Learn
Advanced Techniques in Vector Database Management

Getting Started with Voyager: Spotify's Nearest-Neighbor Search Library

Nov 05, 20248 min read

Voyager: a new open-source library for fast nearest-neighbor searches. Voyager uses the HNSW algorithm, outperforming its previous library, Annoy.

By Haziqa Sajid

Read the entire series

In today's data-driven world, efficient search functionalities are important for many applications. Nearest-neighbor search (NNS) is a key technique in this regard, supporting tasks such as music recommendations and image retrieval. As application systems need to handle large amounts of data, it’s important to have efficient algorithms to quickly find similar data relevant to a given query.

One of the most common approaches is using approximate nearest-neighbor (ANN) search algorithms. Libraries like Annoy (Approximate Nearest Neighbors, Oh Yeah) are widely used to implement these algorithms, enabling fast nearest-neighbor searches in large, high-dimensional datasets. However, with the increasing scale of data, there has been a need for more advanced, faster, and more accurate techniques.

To address this challenge, Spotify released Voyager–a new open-source library designed in 2023 to perform nearest-neighbor searches quickly. Voyager uses the HNSW (Hierarchical Navigable Small Worlds) algorithm, showing a significant advancement over their previous library, Annoy.

According to Spotify's engineering team, Voyager is achieving speeds up to 10 times faster than Annoy while maintaining a similar recall rate. Additionally, it delivers up to 50% higher accuracy at comparable speeds and requires up to four times less memory than Annoy.

Voyager- Spotify's Nearest-Neighbor Search Library.png

Voyager: Spotify's Nearest-Neighbor Search Library | Source

This article will discuss Voyager’s key features, including multithreaded index creation and querying capabilities. Additionally, we will cover best practices for optimizing Voyager and provide a step-by-step guide for getting started with it.

Under the Hood of Voyager: Core Features

Voyager builds on its predecessor, Annoy, by addressing key challenges in nearest-neighbor search, such as scaling to large, high-dimensional datasets. It is especially well-suited for managing the scale and complexity of data in modern applications. Let's understand Voyager's core and supported features.

Enhanced Speed and Accuracy

One of Voyager’s standout features is its significantly improved speed in both indexing and querying. Spotify’s engineering team reports that Voyager is about 10 times faster than Annoy for these tasks. This makes Voyager a better choice for applications that need instant search.
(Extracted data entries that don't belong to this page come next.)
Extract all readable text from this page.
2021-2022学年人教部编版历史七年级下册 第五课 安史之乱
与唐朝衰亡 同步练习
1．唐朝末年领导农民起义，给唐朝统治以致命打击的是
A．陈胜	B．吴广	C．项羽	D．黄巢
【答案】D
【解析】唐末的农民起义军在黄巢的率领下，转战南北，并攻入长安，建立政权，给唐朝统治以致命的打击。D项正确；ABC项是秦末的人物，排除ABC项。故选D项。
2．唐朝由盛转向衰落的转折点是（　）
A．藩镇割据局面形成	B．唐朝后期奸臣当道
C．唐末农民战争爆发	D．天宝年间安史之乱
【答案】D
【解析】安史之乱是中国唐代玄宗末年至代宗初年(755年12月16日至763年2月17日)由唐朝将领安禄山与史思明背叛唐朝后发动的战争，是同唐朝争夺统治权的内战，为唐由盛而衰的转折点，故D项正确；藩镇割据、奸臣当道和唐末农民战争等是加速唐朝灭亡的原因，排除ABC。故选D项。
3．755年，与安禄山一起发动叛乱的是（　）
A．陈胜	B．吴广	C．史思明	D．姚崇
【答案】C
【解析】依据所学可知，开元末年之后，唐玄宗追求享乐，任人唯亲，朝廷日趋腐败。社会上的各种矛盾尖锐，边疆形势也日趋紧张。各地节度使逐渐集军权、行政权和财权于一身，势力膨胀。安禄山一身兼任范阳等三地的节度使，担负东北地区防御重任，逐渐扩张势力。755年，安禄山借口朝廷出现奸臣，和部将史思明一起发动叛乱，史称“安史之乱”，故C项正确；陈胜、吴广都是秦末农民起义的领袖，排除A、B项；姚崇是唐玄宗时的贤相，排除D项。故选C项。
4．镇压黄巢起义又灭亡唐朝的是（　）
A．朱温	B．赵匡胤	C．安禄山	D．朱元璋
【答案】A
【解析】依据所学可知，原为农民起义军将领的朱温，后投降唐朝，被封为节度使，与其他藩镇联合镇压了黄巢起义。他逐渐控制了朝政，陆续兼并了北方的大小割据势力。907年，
Voyager optimizes the search process using the Hierarchical Navigable Small Worlds (HNSW) algorithm. It helps navigate high-dimensional spaces to find the nearest neighbors while keeping the computational load low.

The Hierarchical Navigable Small Worlds (HNSW) algorithm helps improve how we search for similar items. It makes it easier to navigate through complicated data spaces so we can quickly find what we're looking for without using too much computing power.

Moreover, Voyager provides up to 50% better accuracy than Annoy. Boost in accuracy ensures higher-quality search results, critical for recommendation engines that aim to improve user experience.

Reduced Memory Usage

By using the E4M3 8-bit floating-point representation, Voyager can handle larger datasets efficiently while requiring up to four times less memory than Annoy. This makes it an attractive option for organizations that deal with high-dimensional data and want to optimize their resource usage.

Multithreaded Index Creation and Querying

Another important feature of Voyager is that it supports fully multithreaded index creation and querying. Multithreading lets Voyager use more than one CPU core and adds more capabilities to perform computation in parallel, thereby handling large datasets well. This reduces indexing and query time, enhancing the whole system's efficiency.

Multithreading is important for large-scale applications like Spotify, where millions of users constantly create data and search requests. It lets the system respond to high volumes of queries and indexing for a better and more efficient user experience.

Language Support

Voyager is designed for flexibility in different production environments. While many nearest-neighbor libraries like HNSWlib focus primarily on Python, Voyager supports both Python and Java. This dual-language capability supports backend engineers who prefer JVM-based languages like Java and Scala for deploying performance-critical systems, as well as data scientists who work in Python for machine learning.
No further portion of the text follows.